Gökkuşakları Türleri
Bir gökkuşağını ve oluşumunu tanımlayan ilkeler şekil olarak kalsa da, küçük farklılıklar ve ek faktörler farklı gökkuşakları türlerine neden olabilir. Aşağıdakiler, birincil gökkuşağının yanı sıra en yaygın gökkuşağı türlerinden bazılarıdır:
Çift gökkuşağı
Tam Dairesel Gökkuşağı: Gezegenin yüzeyinden genellikle yalnızca gökkuşağının yayı görülebilmesine rağmen, örneğin bir uçaktan veya yüksek dağ zirvesinden yüksek bir konumdan tam dairesel bir gökkuşağını görmek mümkündür.
Çift Gökkuşağı: Bir yağmur damlasının birden fazla iç yansıması olabilir. Bu genellikle, birincil yayın dışında görünen ikinci yay ile çift gökkuşağına yol açar. Spektral renkleri, içte kırmızı ve dış kenarda mor olmak üzere ters çevrilmiştir.

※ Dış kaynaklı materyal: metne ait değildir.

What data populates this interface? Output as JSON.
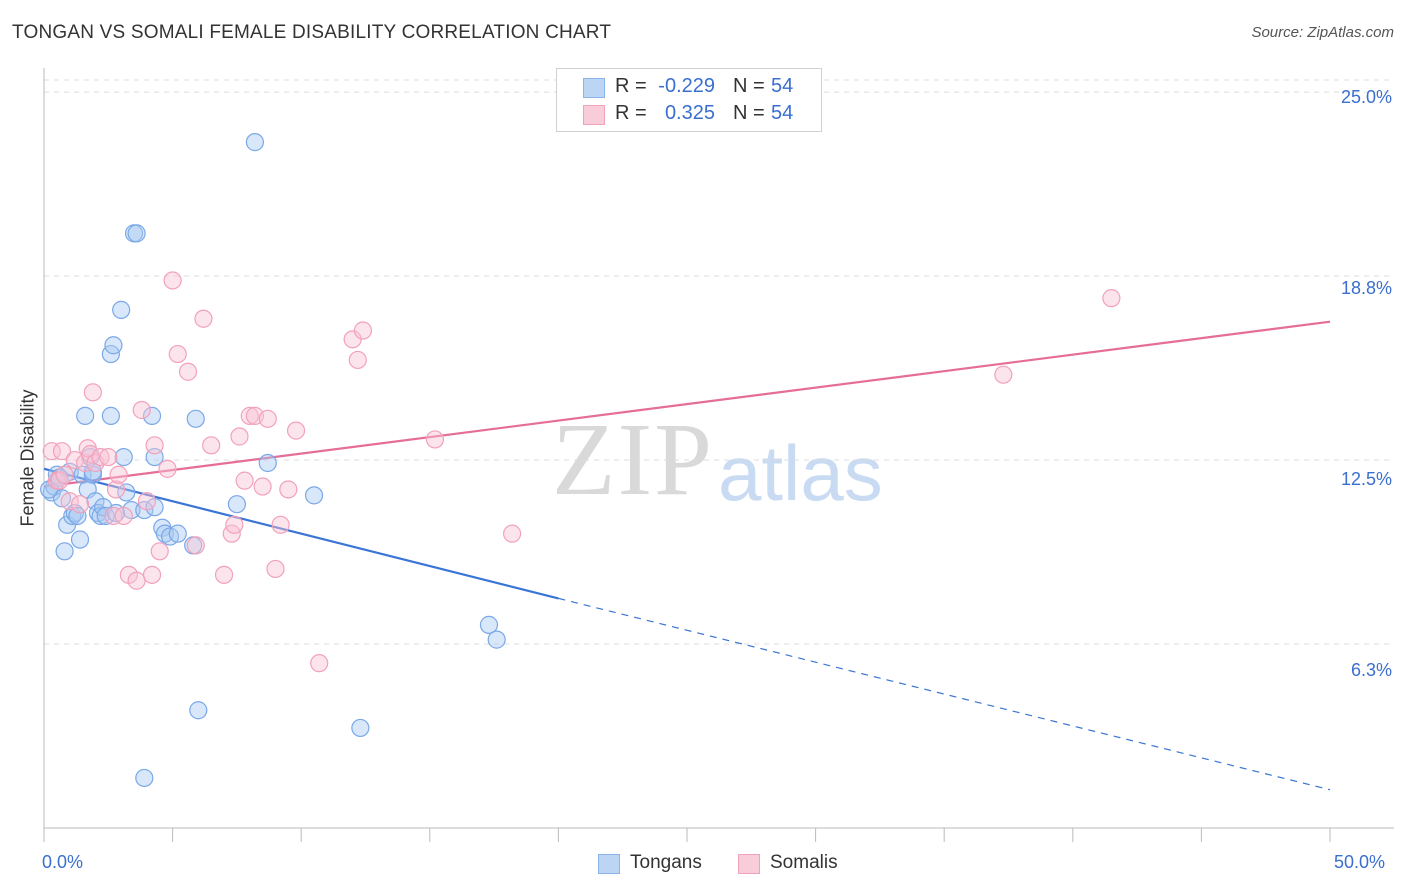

İkiz Gökkuşağı: Farklı büyüklükteki yağmur damlalarının bir sonucu olarak ve aynı tabandan kaynaklanan çok nadir ikiz gökkuşağı bazen meydana gelir. Çift gökkuşağının aksine, spektral renkler her iki gökkuşağında da tam olarak aynı sıradadır.
Yansıyan Gökkuşağı: Nispeten sakin bir su kütlesinden bakıldığında, ışık önce atmosferdeki su damlacıklarıyla karşılaşır ve yansıtır, ancak aynı zamanda gözlemciye ulaşmadan önce su yüzeyinden yansır ve yansıyan bir gökkuşağı ile sonuçlanır.
Tek Renkli Gökkuşağı: Nadir durumlarda, ufka yakın yağmur sağanakları yeşil, mor ve daha kısa dalga boylarına sahip diğer spektral renklerin saçılmasına neden olabilir. Bu, muhteşem kırmızı (veya tek renkli) gökkuşağının oluşumuna yol açabilir .
Fogbow: Bir fogbow güneş ışığı genelde sis şeklinde, çok küçük su damlacıklarının karşılaştığında oluşur. Mikro damlacıklar, farklı spektral renkleri, temelde birbirlerini ortadan kaldıracak ve ağırlıklı olarak beyaz bir yay sergileyecek kadar dağıtır.
Süpernümerik Gökkuşağı: Bir süpernümer gökkuşağı, birincil gökkuşağının menekşe (iç) sınırının içinde daha küçük pastel renkli bantlar göründüğünde oluşur. Boyut olarak 1 milimetreden küçük su damlacıklarının varlığının sonucudur.
Yüksek Dereceli Gökkuşakları: Daha önce de açıklandığı gibi, bir su damlacığı içinde ışığın birden çok yansıması meydana gelebilir ve bu da çift gökkuşağı ile sonuçlanır. Ancak, nadiren görülebilen üçüncü ve dördüncü derece gökkuşaklarıyla sonuçlanan daha fazla yansıma meydana gelebilir.